The 17-year-old was allegedly thrown from the building by his uncle after his family was reportedly told to “wash the shame” of the teenager away, according to Russian media reports, who did not name the boy.

The account follows claims Chechen authorities were urging parents to kill their gay children, sparking an international outcry from human rights groups.

Police reportedly told parents of gay men to “sort it out” or the state will intervene, a man held in a “gay torture camp” in the region claimed.

The latest account of systematic LGBT persecution comes just a month after Chechen authorities allegedly rounded up more than 100 men they suspected of being gay.

Many were tortured and at least four are alleged to have been killed, according to a Russian newspaper and human rights campaigners.

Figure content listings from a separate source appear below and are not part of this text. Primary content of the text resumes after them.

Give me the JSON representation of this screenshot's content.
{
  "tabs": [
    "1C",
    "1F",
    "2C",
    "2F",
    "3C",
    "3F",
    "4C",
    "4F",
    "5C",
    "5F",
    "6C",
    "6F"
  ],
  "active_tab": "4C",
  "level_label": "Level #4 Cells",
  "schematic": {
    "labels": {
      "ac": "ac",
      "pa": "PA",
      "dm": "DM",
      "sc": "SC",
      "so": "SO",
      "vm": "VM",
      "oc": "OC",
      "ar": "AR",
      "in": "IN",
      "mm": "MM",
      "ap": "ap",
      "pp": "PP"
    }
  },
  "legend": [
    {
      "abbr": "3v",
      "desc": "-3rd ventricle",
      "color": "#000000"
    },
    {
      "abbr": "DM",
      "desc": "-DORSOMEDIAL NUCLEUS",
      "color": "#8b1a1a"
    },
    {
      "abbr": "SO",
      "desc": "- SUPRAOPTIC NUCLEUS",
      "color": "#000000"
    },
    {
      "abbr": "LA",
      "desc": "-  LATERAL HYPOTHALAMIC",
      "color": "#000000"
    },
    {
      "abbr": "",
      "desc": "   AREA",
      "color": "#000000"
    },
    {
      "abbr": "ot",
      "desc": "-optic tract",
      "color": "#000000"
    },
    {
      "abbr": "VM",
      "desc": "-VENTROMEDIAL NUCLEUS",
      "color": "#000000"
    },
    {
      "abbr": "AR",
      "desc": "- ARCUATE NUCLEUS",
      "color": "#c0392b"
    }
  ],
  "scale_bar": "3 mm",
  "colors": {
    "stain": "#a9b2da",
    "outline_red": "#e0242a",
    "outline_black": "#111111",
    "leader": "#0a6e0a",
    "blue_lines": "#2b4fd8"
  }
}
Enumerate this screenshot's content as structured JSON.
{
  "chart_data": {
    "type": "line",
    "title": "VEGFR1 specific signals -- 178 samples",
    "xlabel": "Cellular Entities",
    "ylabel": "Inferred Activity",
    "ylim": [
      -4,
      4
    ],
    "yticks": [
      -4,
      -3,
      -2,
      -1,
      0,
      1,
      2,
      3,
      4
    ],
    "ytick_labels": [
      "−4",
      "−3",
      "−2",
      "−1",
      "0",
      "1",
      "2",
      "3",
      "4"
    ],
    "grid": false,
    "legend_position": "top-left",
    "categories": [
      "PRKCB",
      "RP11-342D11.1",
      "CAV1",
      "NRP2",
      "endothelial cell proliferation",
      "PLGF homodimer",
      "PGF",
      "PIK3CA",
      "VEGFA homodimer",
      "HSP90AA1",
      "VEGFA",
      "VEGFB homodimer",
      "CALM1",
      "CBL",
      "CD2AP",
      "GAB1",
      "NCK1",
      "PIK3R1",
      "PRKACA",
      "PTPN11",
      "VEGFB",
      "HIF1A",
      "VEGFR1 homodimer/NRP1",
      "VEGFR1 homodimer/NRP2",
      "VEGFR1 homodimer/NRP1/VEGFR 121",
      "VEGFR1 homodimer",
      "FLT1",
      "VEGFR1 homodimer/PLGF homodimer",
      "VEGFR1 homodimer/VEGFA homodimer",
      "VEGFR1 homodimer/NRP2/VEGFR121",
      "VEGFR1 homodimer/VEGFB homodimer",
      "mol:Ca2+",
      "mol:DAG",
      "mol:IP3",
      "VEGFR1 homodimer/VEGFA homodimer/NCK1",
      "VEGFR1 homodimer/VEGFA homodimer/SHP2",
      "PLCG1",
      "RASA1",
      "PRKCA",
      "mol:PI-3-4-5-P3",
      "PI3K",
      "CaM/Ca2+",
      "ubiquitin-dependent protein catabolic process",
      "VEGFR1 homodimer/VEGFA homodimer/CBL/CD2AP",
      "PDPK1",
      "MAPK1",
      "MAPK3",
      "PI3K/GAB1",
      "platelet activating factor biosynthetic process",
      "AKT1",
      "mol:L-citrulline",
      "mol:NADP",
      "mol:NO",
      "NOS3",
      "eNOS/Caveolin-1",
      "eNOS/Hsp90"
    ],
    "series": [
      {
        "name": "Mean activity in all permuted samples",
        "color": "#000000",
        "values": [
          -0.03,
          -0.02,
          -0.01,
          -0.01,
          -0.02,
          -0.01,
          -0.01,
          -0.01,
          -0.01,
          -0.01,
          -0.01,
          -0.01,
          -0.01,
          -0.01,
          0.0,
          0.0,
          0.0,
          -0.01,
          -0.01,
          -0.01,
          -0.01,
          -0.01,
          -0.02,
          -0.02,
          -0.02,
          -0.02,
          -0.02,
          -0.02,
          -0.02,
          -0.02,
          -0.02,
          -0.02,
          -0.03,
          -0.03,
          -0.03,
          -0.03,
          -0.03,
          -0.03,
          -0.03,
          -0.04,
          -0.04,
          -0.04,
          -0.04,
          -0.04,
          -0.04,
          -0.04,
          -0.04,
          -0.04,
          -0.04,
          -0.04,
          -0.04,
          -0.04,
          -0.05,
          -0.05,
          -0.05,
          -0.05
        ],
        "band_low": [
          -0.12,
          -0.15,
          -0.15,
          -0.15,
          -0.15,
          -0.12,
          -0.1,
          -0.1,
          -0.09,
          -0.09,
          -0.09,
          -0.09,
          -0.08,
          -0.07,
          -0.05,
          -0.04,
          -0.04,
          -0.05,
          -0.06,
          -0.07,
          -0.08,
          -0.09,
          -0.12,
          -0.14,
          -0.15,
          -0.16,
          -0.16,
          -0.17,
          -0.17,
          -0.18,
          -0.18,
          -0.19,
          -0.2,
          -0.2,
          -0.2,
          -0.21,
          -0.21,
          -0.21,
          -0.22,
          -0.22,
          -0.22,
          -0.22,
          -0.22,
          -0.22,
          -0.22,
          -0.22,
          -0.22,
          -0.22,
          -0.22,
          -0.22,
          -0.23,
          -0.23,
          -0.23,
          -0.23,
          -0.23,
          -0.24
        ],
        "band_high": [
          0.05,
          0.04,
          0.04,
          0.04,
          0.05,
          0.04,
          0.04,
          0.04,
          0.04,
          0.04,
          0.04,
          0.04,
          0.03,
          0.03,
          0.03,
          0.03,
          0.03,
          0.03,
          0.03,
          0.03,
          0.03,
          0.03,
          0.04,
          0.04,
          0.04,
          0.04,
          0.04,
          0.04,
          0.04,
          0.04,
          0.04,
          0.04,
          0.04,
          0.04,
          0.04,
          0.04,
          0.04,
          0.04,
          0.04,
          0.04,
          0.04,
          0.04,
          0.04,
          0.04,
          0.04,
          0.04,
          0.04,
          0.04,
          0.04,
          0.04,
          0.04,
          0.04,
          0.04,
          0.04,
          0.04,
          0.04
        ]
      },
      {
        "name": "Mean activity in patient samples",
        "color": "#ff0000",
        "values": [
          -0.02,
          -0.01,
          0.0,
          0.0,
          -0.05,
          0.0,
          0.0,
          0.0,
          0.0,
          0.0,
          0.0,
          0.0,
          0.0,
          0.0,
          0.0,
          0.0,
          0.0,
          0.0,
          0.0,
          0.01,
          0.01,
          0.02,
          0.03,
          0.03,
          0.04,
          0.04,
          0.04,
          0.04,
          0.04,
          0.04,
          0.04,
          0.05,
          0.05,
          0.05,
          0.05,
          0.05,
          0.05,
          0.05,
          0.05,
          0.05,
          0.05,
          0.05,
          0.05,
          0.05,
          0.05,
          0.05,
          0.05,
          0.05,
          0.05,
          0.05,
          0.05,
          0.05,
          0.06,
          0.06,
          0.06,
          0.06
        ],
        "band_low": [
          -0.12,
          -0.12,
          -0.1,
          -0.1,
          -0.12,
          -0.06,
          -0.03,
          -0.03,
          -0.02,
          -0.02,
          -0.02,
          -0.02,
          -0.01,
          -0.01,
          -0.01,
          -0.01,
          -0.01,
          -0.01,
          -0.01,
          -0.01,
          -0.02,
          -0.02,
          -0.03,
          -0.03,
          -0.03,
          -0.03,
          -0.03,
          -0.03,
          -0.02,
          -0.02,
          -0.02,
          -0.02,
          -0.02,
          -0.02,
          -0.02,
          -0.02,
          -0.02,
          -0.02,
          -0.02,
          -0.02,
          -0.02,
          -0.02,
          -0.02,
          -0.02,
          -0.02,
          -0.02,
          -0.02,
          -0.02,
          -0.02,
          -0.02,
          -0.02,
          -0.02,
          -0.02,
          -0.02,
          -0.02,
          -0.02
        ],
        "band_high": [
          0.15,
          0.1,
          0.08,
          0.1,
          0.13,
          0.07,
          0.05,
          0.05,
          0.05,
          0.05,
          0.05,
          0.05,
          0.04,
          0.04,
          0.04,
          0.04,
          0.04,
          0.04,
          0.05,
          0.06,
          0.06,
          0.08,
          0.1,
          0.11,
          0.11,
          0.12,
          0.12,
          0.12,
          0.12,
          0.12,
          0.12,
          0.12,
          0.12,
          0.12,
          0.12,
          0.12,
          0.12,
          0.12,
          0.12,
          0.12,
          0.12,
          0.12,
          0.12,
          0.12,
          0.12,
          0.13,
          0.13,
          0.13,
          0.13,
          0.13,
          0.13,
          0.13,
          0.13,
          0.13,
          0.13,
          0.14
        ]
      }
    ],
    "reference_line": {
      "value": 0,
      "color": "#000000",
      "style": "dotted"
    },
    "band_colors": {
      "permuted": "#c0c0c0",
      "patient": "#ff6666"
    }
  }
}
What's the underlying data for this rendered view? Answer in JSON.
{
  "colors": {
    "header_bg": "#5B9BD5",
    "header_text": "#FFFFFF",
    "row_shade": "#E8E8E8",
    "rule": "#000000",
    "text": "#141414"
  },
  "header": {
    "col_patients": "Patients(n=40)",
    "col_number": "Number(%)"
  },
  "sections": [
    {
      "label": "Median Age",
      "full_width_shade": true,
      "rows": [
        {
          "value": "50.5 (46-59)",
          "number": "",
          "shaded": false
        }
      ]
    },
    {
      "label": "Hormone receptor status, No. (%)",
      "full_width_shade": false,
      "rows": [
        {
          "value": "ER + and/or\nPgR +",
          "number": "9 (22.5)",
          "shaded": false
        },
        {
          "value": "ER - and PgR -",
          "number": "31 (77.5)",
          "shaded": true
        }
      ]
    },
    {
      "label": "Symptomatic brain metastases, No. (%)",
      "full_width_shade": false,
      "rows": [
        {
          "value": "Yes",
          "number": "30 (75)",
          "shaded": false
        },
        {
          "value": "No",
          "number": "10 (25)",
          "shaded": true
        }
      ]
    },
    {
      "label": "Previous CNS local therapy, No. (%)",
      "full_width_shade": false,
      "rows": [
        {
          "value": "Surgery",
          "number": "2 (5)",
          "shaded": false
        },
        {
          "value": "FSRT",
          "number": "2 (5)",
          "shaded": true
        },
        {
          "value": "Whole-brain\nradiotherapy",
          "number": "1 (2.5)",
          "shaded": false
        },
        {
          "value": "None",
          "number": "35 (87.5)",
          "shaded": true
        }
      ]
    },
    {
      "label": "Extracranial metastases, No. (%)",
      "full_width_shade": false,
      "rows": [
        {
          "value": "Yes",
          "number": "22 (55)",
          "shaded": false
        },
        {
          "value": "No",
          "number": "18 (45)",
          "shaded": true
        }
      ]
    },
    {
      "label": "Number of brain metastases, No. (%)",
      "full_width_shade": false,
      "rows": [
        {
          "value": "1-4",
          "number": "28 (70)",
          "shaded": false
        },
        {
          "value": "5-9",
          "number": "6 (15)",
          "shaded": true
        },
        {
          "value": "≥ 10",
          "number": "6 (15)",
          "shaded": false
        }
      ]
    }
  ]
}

A spokesman for Ramzan Kadyrov, the head of the Chechen Republic, said reports that more than 100 men were detained in April was “absolute lies and disinformation” and claimed gay people did not exist in the region.

“You cannot detain and persecute people who simply do not exist in the republic,” he told the Interfax news agency.

“If there were such people in Chechnya, the law-enforcement organs wouldn’t need to have anything to do with them because their relatives would send them somewhere from which there is no returning.”

Russian President Vladimir Putin’s spokesman has backed the Chechen government’s denials that men suspected of being gay are being detained, tortured and killed.

However, he has since ordered an investigation into what has been described as a homosexual “purge” after Angela Merkel asked him to address the issue at a joint press conference in Sochi.